There are loads of project management jobs advertised. The job market has slowed down a lot, but as long as you have at least 5 years experience in that position you shouldn't have a problem. There are apparently a lot of projects on hold till after xmas, so that could be perfect timing if you're not over here yet.

I wish I could be as positive about my situation. I've been here 2 months looking for a job.


----------



## Dubai Wanderer (Oct 18, 2008)

dallan said:


> HI Susan
> 
> Yeh Im dreading that bit about when "daddy" moves in Jan - mine are also looking forward to it but are going to miss so much here!! We are also heading out next weekend (Sat 29th till Wed 3rd) to look at schools and houses!!! Small world eh!! At least you have an advantage that hubby is already out and will maybe found his feet a bit!!
> 
> ...


Hi

As far as houses go, I have left my hubby to arrange an agent - he's male so we'll just see how that goes. To be fair he has sourced some nice villas in the springs and also an apartment in Jumeriah lake towers to view so fingers crossed. 

I was quite reassured watching GMTV the other morning, they were live from Dubai and it looked really good and everyone I have spoken to has said that although expensive its a great place to bring up the kids.

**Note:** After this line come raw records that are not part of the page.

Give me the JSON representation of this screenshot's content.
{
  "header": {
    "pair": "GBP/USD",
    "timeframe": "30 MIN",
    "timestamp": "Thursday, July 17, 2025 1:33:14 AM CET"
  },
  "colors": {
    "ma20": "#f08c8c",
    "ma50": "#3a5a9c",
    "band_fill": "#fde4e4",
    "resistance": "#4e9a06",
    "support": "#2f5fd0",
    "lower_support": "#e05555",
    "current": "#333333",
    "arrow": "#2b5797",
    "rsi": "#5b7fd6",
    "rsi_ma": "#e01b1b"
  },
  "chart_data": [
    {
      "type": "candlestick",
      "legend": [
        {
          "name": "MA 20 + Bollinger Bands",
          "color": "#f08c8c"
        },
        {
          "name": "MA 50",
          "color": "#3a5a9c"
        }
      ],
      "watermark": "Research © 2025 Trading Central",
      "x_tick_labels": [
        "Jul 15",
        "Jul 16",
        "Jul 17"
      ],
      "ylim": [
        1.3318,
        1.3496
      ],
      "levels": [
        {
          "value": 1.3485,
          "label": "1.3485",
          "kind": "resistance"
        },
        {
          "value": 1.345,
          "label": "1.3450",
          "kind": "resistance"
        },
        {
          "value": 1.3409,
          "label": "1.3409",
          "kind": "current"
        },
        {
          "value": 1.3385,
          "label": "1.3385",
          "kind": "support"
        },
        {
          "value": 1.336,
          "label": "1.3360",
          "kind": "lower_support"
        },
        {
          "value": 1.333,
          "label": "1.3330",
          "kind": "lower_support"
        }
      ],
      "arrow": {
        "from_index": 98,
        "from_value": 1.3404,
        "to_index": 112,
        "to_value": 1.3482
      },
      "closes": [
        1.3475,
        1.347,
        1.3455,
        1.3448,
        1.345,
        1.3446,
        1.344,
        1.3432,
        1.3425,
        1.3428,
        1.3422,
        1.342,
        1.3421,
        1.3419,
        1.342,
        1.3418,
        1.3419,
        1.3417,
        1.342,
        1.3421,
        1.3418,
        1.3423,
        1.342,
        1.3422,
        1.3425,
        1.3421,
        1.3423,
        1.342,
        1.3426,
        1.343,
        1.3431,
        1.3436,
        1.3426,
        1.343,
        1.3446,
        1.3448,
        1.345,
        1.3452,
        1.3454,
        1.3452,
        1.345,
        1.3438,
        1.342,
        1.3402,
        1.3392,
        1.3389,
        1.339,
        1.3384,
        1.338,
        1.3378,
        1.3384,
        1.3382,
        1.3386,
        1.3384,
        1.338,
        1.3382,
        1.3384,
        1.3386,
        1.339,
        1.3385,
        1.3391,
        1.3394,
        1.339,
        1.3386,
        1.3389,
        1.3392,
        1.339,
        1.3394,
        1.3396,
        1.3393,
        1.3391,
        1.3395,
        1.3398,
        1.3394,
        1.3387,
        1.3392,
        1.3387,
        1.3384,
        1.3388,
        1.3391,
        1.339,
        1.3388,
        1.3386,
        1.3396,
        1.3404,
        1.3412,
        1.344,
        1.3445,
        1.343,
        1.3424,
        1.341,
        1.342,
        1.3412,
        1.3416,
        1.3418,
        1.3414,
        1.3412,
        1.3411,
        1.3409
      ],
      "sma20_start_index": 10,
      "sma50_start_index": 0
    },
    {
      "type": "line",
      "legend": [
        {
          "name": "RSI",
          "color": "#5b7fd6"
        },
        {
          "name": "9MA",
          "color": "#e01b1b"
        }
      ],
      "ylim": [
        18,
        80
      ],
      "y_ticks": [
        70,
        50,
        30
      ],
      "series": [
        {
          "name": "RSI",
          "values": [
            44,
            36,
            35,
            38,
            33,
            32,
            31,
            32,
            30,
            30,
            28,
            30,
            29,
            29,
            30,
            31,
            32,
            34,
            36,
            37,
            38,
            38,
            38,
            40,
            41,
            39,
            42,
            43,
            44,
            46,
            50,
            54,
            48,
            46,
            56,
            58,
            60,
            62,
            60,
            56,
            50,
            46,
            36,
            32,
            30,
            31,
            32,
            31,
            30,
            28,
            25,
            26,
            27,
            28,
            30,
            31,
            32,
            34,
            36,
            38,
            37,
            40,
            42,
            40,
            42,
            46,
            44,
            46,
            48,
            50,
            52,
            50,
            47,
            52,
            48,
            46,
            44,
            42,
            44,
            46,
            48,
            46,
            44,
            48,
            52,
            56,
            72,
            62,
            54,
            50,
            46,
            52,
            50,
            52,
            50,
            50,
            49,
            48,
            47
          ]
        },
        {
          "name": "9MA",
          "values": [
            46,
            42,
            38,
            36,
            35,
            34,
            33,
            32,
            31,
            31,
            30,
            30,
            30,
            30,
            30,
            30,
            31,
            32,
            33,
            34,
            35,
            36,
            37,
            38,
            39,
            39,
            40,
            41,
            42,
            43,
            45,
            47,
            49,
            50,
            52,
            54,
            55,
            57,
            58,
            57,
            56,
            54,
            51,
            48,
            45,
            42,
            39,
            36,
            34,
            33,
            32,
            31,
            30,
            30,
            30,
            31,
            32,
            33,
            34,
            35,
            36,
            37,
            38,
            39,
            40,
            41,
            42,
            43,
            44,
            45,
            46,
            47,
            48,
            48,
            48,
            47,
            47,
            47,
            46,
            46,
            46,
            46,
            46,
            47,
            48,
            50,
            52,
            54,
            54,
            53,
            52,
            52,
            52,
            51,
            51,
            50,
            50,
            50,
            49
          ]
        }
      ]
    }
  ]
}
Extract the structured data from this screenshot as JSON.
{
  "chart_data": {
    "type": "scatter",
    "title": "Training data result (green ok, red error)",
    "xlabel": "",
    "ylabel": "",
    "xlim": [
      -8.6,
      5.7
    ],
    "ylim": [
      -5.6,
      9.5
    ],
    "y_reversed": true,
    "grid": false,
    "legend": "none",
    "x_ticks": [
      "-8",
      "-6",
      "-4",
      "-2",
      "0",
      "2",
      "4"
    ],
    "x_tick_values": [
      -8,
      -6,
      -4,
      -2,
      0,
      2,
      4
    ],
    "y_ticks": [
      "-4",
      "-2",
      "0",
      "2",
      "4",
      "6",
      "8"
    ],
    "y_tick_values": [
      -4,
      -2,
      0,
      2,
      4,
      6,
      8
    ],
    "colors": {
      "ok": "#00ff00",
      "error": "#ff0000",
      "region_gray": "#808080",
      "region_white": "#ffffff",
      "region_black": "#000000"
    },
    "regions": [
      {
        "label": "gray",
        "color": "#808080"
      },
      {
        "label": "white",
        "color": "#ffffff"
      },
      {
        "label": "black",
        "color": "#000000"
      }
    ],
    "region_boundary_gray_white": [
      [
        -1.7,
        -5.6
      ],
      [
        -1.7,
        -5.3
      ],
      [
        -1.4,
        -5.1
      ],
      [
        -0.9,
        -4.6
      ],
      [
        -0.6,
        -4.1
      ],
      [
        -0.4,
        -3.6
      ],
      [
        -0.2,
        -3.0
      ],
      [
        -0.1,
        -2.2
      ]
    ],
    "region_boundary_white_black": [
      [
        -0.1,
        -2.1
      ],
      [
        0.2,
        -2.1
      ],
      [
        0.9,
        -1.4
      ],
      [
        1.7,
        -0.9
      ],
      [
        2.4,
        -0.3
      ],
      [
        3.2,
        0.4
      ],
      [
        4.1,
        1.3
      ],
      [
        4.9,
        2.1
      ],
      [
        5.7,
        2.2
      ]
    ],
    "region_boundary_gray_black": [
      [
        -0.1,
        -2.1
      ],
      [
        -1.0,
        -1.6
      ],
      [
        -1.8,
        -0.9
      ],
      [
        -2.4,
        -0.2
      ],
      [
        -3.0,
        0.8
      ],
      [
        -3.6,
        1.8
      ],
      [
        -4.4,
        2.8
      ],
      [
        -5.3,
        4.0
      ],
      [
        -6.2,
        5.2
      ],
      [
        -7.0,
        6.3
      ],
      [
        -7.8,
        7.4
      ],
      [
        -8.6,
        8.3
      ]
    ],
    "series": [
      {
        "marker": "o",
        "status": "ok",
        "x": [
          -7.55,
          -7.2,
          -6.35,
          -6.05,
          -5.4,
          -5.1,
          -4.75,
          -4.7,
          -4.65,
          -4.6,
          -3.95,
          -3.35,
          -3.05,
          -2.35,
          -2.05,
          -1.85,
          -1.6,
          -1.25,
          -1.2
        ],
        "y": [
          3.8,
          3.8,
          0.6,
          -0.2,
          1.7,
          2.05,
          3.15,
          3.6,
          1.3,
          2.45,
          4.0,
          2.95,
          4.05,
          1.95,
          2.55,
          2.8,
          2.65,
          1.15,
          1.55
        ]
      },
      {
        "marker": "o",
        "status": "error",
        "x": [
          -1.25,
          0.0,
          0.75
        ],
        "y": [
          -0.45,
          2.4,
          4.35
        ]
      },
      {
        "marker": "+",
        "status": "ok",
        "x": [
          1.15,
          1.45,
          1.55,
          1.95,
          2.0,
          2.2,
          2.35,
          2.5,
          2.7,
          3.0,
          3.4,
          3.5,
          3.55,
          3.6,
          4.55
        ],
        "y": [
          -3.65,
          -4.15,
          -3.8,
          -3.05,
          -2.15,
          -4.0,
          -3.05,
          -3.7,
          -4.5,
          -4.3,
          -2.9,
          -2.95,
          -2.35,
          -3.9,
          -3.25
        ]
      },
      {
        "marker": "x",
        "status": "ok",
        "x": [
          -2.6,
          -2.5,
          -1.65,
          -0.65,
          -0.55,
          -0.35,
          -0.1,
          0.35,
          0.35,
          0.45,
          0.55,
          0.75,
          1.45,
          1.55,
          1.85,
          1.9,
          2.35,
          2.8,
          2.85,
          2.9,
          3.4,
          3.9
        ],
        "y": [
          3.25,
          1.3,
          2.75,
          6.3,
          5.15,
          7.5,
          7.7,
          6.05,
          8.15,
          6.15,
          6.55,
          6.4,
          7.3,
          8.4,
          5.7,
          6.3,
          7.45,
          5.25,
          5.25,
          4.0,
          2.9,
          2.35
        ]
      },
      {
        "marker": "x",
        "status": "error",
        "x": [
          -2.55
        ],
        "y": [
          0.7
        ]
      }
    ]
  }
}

Let me know how you get on during your visit and I'll do likewise.

Good luck

Susan


----------



## Dubai Wanderer (Oct 18, 2008)

HelenG said:


> There are loads of project management jobs advertised. The job market has slowed down a lot, but as long as you have at least 5 years experience in that position you shouldn't have a problem. There are apparently a lot of projects on hold till after xmas, so that could be perfect timing if you're not over here yet.
> 
> I wish I could be as positive about my situation. I've been here 2 months looking for a job.


Hi Helen

Only wish I was 'that' type of project manager, unfortunatley i'm a business improvement/ IT delivery project manager (not construction) and it would seem those jobs are scarce! What have you arranged for childcare when you get a job, I'm really not sure what facilities there are?

Susan


----------



## HelenG (Oct 21, 2008)

Dubai Wanderer said:


> Hi Helen
> 
> Only wish I was 'that' type of project manager, unfortunatley i'm a business improvement/ IT delivery project manager (not construction) and it would seem those jobs are scarce! What have you arranged for childcare when you get a job, I'm really not sure what facilities there are?
> 
> Susan


I can only speak from my experience so far, but I'd advise you to find out which companies are operating over here and apply to them speculatively. The job agents I've been in touch with have been useless. I'm constantly being told that there just aren't the jobs for people with limited experience, but I was at a walk-in interview session on Friday for 4 hours, being passed to different departments because they all wanted to speak to me.

As for childcare, I can't help you with that one as I don't have any. Sorry. But I'm sure someone else will be able to point you in the right direction.


----------